Les dauphins souffrent, car nombre de nos actes qui les tuent ou les blessent ont lieu en haute mer et hors de notre vue...

Si nous voulons vraiment que les dauphins soient heureux et en bonne santé en -delà en 2005, il importe que nous les traitions avec bien plus de respect. 
Il nous faut désormais reconnaître les dauphins comme les animaux hautement complexes qu'ils sont, et agir bien plus rapidement que nous le faisons pour mettre fin aux menaces quotidiennes auxquelles ils doivent faire face.

Des milliers de dauphins sont tués chaque année dans les filets de pêche européens. 
Et pourtant, il semble que nous ne soyons pas capables de prendre la moindre décision efficace pour mettre fin à ce massacre.

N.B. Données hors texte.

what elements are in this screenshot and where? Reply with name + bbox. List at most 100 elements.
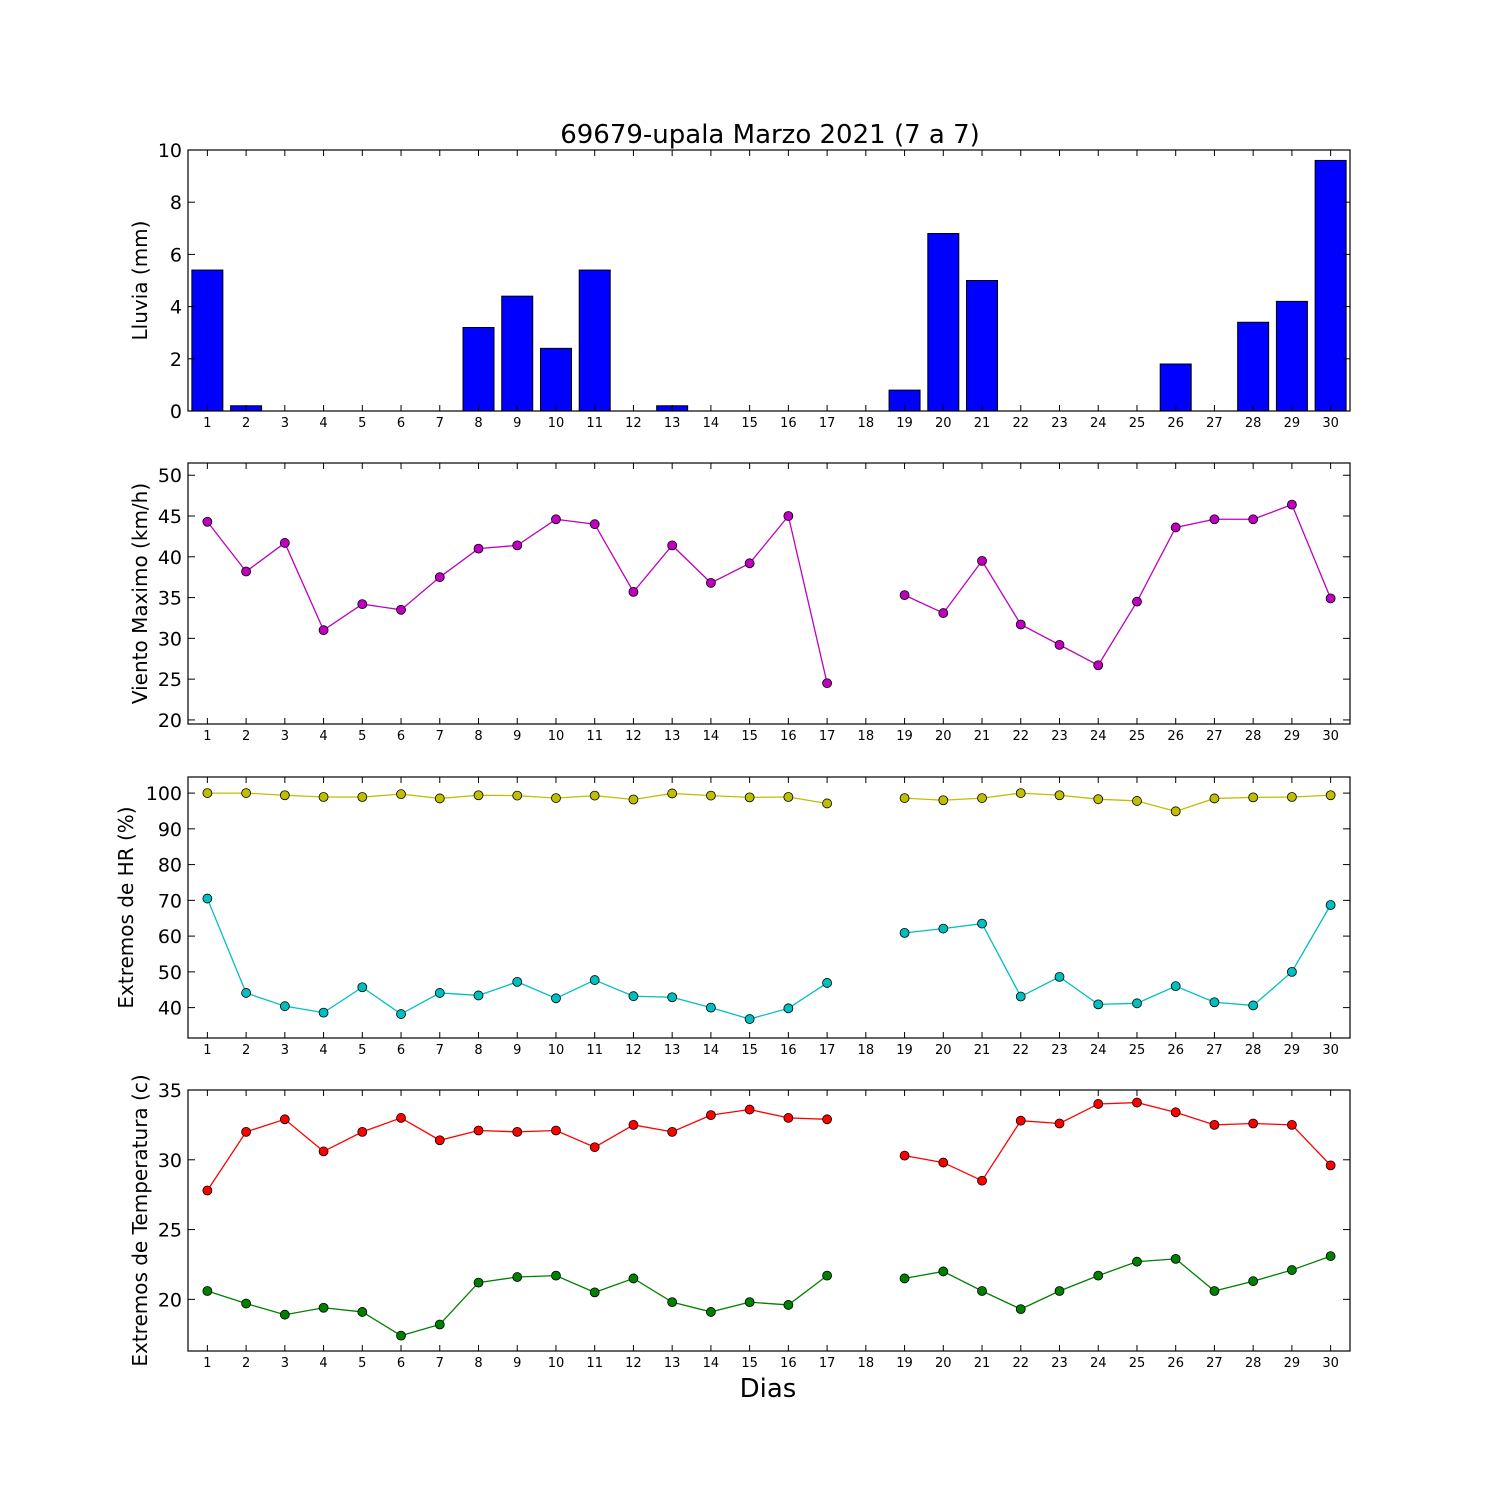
y-tick-label: 4 <box>170 297 182 319</box>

Nous sommes également en train d'émettre de sons de plus en plus puissants dans tous les océans du monde comme si de rien n'était - alors pourtant que nous savons parfaitement à quel point les cétacés sont dépendants du sens de l'audition et à quel point celui-ci est chez eux particulièrement sensible et vulnérable.  

En cette période de l'année dévolue à la paix et à la bonne volonté, puissions-nous étendre ces concepts jusqu'aux dauphins et à leurs familles".